Прошло три дня, как выгрузился последний "купец", мы уладили финансовые вопросы и у них нет оснований здесь задерживаться. Так что мы отчалим вместе, но выйдя в Понт, разойдёмся в разные стороны. Вначале я хотел подрядить пару судов на перевозку рабов в Константинополь, но Филон, сын досточтимого Авраама, вышел со встречным предложением.
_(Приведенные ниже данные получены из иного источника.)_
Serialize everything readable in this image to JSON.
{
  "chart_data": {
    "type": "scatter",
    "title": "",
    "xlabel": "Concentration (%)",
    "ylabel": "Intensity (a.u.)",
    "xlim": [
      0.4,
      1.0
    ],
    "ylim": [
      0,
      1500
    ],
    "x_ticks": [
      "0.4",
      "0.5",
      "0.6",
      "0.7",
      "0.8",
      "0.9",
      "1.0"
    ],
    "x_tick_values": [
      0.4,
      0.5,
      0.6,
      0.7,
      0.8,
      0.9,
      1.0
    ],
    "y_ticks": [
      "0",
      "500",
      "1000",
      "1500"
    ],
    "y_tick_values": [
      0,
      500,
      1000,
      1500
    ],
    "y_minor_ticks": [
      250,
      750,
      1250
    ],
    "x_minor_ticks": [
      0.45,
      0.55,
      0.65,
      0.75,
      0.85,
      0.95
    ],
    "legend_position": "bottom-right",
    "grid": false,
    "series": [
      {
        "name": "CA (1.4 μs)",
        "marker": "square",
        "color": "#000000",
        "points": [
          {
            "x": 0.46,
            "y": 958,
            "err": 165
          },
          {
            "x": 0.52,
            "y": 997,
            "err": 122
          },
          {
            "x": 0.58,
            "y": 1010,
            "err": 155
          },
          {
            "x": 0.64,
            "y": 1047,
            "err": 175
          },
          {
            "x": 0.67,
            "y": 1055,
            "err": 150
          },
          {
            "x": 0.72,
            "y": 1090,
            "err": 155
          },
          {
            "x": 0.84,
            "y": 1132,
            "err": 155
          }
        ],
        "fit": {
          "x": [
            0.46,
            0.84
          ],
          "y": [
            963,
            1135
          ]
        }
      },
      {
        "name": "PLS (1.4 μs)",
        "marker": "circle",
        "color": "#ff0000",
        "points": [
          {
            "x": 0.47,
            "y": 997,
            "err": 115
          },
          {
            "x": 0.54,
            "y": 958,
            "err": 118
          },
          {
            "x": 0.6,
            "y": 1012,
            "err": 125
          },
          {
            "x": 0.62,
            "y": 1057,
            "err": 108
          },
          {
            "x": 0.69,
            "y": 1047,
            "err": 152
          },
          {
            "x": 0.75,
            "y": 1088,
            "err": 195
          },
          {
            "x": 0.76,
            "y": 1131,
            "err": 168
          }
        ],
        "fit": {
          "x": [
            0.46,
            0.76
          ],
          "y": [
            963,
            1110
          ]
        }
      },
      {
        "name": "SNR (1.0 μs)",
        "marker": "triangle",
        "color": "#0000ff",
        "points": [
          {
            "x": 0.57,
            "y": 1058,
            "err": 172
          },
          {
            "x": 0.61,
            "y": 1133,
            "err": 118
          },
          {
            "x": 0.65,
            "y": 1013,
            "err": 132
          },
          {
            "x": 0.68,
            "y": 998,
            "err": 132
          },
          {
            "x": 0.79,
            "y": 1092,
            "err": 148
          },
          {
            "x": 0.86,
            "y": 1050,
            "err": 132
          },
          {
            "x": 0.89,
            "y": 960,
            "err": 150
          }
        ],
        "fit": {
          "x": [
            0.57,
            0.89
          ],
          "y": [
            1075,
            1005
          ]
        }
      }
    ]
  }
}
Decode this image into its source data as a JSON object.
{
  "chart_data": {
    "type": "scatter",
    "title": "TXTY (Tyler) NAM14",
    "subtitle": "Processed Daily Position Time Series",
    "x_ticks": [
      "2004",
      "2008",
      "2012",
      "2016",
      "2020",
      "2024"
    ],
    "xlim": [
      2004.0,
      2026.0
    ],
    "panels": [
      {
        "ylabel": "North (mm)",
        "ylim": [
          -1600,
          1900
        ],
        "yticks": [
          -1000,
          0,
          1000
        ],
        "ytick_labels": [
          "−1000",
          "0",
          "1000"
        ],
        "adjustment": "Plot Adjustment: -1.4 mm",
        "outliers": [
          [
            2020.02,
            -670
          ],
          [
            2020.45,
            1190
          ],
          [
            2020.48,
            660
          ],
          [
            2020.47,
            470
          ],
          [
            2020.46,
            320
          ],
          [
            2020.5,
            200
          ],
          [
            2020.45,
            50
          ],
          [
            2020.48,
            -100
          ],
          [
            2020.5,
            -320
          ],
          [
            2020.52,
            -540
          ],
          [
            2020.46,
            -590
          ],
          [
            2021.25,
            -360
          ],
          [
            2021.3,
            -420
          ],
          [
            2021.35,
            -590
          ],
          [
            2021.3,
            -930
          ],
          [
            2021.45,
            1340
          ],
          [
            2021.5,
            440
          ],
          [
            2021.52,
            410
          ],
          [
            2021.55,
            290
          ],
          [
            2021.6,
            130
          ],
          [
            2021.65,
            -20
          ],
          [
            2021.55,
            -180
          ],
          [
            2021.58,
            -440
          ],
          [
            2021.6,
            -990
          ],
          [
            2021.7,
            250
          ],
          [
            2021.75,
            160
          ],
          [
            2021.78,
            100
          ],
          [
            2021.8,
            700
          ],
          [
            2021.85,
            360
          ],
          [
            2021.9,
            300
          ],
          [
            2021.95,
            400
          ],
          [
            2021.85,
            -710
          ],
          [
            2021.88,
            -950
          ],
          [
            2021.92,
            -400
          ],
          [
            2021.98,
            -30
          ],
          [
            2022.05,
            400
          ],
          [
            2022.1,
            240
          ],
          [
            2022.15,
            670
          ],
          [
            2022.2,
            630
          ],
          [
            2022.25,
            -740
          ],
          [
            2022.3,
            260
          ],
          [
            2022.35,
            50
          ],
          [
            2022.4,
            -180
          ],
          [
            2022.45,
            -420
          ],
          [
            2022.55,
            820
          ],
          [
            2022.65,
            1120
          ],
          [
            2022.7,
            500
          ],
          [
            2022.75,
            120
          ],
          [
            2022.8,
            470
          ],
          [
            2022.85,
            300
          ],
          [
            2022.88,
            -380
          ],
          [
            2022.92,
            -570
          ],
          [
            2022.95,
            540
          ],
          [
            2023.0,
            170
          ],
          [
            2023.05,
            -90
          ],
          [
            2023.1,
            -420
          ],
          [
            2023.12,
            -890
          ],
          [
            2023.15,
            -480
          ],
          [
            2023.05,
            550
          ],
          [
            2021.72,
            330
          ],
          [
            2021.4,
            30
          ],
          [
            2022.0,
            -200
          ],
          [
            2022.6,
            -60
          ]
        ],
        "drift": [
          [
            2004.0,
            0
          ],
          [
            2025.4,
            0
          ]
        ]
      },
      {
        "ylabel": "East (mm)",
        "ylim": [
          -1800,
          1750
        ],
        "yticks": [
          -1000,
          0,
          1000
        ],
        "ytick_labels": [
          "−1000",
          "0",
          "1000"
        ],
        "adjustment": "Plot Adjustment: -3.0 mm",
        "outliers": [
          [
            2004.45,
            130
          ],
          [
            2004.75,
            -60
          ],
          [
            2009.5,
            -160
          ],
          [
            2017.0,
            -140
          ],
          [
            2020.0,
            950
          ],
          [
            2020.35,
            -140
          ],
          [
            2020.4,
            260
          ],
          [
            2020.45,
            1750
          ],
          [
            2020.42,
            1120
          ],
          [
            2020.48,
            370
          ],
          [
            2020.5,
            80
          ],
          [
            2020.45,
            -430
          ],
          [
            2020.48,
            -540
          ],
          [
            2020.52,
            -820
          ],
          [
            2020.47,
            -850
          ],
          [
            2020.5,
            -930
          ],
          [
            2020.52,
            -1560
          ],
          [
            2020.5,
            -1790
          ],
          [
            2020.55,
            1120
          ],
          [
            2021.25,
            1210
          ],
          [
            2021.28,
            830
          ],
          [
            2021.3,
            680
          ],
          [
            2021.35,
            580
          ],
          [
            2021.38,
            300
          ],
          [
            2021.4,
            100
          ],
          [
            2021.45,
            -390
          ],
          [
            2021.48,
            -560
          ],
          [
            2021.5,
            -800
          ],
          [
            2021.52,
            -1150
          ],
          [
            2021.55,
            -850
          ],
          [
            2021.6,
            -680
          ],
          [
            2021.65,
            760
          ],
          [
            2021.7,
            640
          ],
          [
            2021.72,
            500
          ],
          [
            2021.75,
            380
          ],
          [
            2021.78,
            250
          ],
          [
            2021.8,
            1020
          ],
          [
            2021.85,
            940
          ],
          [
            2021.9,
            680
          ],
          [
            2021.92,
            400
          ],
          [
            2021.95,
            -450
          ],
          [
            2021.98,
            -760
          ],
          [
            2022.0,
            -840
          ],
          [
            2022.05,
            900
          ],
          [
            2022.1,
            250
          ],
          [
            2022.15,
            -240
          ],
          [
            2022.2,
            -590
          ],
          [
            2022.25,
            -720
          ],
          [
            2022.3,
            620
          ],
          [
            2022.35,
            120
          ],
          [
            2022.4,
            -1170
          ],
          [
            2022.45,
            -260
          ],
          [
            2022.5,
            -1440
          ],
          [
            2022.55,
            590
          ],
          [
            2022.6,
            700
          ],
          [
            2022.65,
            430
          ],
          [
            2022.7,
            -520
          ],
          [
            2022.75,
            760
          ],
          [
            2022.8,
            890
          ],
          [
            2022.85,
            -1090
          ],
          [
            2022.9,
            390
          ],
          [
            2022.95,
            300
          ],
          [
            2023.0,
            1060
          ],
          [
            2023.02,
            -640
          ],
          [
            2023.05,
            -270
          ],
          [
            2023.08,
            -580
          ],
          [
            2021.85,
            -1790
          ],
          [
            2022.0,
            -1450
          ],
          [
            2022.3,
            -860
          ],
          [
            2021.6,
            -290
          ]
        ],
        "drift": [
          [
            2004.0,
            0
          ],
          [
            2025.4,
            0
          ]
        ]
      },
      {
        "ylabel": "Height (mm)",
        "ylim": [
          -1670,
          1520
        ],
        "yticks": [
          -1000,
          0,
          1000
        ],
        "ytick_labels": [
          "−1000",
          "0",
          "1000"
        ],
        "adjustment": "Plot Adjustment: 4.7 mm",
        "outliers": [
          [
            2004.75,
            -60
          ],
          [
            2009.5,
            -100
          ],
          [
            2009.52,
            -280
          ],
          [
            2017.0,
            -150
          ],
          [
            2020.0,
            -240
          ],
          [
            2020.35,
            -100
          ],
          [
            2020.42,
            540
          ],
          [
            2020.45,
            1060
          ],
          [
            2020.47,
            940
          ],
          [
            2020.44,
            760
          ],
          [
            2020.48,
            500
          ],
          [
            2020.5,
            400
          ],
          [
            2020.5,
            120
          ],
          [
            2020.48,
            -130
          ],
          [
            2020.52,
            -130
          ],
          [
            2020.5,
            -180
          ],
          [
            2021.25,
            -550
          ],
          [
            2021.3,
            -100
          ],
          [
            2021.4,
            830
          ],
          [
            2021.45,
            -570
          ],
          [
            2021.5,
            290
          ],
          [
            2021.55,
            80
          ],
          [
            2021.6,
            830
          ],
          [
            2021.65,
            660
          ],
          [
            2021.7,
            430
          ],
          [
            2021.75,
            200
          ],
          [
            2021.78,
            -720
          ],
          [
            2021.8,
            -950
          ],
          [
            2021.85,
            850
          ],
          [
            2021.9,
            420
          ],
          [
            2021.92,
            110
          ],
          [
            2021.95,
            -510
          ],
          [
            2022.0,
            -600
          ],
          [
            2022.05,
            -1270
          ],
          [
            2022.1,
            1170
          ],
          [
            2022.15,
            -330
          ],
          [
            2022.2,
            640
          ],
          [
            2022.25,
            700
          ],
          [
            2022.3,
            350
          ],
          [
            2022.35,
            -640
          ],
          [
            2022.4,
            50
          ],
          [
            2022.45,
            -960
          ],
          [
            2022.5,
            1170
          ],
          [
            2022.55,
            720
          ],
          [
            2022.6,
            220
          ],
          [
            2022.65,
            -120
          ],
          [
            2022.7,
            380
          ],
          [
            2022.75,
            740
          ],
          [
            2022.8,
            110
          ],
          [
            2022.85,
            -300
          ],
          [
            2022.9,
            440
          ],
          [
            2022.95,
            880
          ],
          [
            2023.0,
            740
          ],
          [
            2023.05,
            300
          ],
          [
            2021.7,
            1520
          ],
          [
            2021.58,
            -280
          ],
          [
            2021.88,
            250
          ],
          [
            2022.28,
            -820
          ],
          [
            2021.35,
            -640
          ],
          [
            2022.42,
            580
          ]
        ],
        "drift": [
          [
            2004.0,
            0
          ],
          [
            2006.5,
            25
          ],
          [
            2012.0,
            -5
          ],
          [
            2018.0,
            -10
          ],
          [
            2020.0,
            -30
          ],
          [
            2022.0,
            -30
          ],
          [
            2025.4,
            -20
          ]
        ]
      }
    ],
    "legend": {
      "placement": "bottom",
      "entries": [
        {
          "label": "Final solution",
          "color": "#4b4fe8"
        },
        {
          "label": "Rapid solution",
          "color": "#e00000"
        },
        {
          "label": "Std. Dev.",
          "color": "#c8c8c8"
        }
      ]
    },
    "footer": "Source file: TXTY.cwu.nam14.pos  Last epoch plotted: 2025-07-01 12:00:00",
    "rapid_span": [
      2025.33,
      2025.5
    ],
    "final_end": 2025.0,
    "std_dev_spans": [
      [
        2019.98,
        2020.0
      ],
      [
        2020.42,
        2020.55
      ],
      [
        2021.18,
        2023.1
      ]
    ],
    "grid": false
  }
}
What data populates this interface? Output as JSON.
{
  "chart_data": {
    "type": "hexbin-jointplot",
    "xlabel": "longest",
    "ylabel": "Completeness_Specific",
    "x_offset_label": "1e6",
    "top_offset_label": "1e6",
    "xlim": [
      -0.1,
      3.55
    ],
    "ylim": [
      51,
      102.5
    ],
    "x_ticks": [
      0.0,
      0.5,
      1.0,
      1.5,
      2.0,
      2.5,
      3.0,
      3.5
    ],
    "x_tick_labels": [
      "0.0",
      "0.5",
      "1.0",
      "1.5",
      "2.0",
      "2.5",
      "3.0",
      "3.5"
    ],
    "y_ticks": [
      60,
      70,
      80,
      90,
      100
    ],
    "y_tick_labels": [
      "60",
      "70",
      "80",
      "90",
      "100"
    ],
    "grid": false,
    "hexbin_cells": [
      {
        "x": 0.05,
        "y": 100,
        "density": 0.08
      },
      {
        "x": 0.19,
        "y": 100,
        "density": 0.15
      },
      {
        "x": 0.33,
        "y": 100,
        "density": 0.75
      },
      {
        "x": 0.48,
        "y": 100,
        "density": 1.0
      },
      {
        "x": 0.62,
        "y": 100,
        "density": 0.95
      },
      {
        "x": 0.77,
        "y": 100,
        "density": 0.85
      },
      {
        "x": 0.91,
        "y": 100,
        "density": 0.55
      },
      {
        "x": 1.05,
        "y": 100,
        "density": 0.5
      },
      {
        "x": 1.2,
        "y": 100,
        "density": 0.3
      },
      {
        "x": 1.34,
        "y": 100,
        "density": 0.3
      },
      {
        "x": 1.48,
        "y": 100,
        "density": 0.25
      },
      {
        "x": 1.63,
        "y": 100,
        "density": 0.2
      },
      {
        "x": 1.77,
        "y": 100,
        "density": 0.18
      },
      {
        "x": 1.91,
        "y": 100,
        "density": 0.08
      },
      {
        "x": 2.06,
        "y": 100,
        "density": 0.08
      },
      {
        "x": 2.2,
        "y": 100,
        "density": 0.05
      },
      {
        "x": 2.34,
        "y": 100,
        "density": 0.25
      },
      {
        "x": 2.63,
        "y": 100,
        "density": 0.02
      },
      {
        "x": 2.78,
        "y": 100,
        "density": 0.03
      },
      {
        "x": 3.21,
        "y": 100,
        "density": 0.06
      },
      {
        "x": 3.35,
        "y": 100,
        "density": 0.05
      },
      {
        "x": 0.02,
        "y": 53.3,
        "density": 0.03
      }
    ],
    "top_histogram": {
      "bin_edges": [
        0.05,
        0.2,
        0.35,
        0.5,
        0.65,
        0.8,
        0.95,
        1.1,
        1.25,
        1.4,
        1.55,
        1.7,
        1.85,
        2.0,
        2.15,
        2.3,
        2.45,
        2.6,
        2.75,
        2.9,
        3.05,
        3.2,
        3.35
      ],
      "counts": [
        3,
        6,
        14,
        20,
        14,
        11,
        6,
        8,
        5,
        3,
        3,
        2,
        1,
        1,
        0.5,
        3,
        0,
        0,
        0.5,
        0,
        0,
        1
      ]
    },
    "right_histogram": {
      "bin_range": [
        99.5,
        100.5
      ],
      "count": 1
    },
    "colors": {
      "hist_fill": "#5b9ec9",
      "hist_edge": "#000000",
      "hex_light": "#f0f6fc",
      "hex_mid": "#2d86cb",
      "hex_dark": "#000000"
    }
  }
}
- Досточтимый Александрос, возиться с этим товаром очень большая морока, могу забрать его весь оптом, прямо здесь.
- И на сколько ты хочешь меня нагреть?
- Что ты, что ты? Досточтимый?! Я хочу сделать тебе услугу!
- Пятнадцать солидов девственница, восемь солидов молодая рабыня и десять - за раба, - прервал его.
Лицо Филона сделалось страдальческим, а глаза вылупились, то ли от удивления, то ли от огорчения.
- Досточтимый, где ты видел такие цены?! Это же дикарки, а не нормальные девки! За девственницу дают не больше десяти!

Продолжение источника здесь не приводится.